If there’s one thing you can’t blame a man for, it’s staring at another man’s body. Whether it’s sexual or for sizing up, we find it fascinating. That’s the truth.
This is evident throughout human history and since the beginning of visual arts. Human beings have always loved each other’s bodies. It stimulates our appetite and arouses an urge that ignites creativity. Skin-to-skin contact releases hormones that make us feel secure and balanced, so it’s no wonder we fantasize about it constantly.
All that being said, why do straight guys get in a tizzy when another man checks them out? No one is grabbing their junk or forcing him to grab theirs (though we dream of it). The bottom line is pure old-fashioned homophobia.
But here’s the thing, fellas: if you weren’t something to idolize, we wouldn’t be staring in the first place. Don’t you want your endless hours at the gym to mean something? Think about it, gay guys are the best judges when it comes to beauty.
We basically invented pop culture. You should be flattered!
There is a double standard. Straight guys look at women all the time and expect them to be smitten. They’ll say that by wearing revealing clothing, women are asking to be hit on. But what about guys who run around with their shirts off, or wear tank tops in the summer?
At the end of the day, it’s not about sex. It’s about admiration. If admiring someone’s beauty causes the beautiful to get pissed off, he (or she) ought to reexamine what it means to be human.
Look at statues from the Greek and Roman periods. Most were half-naked men, distinguished by physique and strength—drawn by men! Guys idolize each other because at one point in our evolutionary history, strength and aggression stood a better chance of survival.
It’s not that guys don’t want to show admiration (sportscasters do it all the time), it’s just that when we admire another man’s body we have to be sure it is in no way associated with sex. Men have become paranoid about this because we tell ourselves that being gay means you’re not as strong or aggressive or manly as the rest—which means you have less chances of surviving.
But who are we trying to survive from? Each other?
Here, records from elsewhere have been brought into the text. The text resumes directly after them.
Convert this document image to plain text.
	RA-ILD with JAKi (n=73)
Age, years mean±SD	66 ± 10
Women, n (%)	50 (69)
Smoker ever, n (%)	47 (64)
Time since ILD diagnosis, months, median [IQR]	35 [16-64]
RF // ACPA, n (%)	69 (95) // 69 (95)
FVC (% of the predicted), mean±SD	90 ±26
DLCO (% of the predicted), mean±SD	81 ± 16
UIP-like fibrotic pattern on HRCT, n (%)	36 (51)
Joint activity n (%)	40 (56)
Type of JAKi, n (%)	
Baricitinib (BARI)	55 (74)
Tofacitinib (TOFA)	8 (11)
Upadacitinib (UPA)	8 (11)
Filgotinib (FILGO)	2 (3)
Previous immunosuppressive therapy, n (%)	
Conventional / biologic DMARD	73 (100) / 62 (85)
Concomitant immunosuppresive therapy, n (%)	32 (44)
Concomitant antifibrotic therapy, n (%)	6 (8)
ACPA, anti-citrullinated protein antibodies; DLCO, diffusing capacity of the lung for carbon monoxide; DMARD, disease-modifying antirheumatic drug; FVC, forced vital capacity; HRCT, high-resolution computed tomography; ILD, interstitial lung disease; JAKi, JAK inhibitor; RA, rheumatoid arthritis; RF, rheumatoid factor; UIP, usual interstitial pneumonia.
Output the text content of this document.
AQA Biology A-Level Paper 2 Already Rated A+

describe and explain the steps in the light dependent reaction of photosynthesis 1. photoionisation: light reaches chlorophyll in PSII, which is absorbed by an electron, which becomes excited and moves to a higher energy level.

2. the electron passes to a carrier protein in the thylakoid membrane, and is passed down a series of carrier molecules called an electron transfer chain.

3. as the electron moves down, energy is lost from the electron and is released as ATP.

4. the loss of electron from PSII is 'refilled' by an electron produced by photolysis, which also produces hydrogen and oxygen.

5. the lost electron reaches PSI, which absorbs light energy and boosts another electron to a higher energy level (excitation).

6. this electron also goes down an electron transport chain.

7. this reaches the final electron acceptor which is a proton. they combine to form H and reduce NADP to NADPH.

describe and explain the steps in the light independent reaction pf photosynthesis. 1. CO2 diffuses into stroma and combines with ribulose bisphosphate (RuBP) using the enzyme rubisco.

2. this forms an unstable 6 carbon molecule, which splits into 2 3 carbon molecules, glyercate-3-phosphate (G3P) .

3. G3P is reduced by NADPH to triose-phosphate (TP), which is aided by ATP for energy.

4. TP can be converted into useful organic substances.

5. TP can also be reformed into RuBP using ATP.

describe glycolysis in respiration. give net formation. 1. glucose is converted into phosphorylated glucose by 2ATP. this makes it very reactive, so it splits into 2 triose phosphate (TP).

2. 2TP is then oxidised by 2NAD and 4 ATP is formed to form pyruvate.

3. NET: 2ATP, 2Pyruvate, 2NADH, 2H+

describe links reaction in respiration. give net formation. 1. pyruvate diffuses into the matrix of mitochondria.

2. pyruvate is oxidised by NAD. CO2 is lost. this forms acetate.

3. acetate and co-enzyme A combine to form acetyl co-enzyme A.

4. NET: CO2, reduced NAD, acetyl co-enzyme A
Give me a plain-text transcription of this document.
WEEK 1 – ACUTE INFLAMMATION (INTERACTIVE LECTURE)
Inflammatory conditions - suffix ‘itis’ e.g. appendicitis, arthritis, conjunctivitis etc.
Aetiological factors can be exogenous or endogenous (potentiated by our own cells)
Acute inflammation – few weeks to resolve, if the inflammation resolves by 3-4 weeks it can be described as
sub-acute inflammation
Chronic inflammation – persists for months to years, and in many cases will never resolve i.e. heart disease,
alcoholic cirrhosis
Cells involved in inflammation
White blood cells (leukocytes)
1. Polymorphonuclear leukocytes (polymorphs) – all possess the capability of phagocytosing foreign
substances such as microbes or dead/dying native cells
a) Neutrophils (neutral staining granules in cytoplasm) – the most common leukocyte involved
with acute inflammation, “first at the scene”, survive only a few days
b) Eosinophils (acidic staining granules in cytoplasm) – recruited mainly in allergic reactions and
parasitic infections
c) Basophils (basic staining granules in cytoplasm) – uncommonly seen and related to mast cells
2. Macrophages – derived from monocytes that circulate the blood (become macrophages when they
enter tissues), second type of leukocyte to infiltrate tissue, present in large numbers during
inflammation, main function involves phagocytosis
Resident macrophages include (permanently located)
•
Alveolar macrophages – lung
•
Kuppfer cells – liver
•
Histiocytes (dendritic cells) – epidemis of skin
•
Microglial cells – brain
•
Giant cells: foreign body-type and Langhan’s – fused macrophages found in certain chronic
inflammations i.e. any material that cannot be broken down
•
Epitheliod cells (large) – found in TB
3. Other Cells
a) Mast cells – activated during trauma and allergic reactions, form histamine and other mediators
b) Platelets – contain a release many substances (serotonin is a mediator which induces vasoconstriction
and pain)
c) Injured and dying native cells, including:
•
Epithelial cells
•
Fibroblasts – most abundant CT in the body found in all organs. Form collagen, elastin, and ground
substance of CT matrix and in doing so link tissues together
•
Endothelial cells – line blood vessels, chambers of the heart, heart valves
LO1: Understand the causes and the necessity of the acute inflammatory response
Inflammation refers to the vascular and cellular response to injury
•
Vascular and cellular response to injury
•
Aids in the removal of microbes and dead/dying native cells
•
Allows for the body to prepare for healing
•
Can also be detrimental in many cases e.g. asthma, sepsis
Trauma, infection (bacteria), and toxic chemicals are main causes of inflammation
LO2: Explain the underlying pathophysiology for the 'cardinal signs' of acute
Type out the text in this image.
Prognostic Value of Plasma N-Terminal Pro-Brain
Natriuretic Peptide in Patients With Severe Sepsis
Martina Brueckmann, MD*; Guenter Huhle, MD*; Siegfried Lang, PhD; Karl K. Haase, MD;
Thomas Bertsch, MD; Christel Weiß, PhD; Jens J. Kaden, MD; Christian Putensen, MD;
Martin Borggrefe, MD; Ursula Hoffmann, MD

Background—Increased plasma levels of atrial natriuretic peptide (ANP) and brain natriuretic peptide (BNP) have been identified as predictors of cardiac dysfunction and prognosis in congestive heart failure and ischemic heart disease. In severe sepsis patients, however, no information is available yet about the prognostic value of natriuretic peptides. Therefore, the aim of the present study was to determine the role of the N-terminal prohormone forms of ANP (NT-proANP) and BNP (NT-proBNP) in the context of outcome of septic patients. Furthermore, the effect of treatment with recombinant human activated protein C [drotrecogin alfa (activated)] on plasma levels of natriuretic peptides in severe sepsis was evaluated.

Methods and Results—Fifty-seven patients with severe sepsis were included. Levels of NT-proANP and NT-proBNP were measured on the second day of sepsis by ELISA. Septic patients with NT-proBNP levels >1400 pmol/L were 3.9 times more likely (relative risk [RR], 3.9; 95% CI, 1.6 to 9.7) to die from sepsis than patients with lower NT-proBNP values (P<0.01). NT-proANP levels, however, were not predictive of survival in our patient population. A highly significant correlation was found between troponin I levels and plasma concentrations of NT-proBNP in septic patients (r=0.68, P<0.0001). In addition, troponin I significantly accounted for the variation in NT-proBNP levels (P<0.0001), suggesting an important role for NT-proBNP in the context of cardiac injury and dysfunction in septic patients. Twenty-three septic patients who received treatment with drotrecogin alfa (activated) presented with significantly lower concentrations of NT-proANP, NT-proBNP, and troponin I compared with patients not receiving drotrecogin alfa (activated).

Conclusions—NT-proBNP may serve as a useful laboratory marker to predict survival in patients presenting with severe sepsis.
I say, get the f*ck over it. Checking out a straight guy is no different from when a man checks out a woman. To think it is is actually not only homophobic, but misogynistic. For centuries, straight men have made us believe that as long as they do it, it’s okay.
But if you think about it, it is only in recent history that a woman’s body has been idolized sexually. Look at old statues and paintings in Egypt: it was the man who was idolized, not the woman. Maybe straight guys are trying to make up for lost time.
Straight guys, don’t get pissed if you’re running by my window without a shirt (and you’re fine as hell), and I do quick eye scroll as you pass. Hello! You’re shirtless running down my street, do you really think no one is going to check you out.
When we’re at the gym and you lift your shirt to wipe a sweat bead off your mouth, revealing the lower part of your chiseled stomach, don’t be surprised if my mouth drops a little. You should take it as validation that those protein powder shakes are doing their job.
When you’re dressed to the nines and I look at your swagger and say, “You look great tonight!” do not think that I want to get in your pants. If you do it’s probably a sign that you want to get into mine. A man who’s secure in his sexuality and character can take a compliment without making it weird. That’s the truth!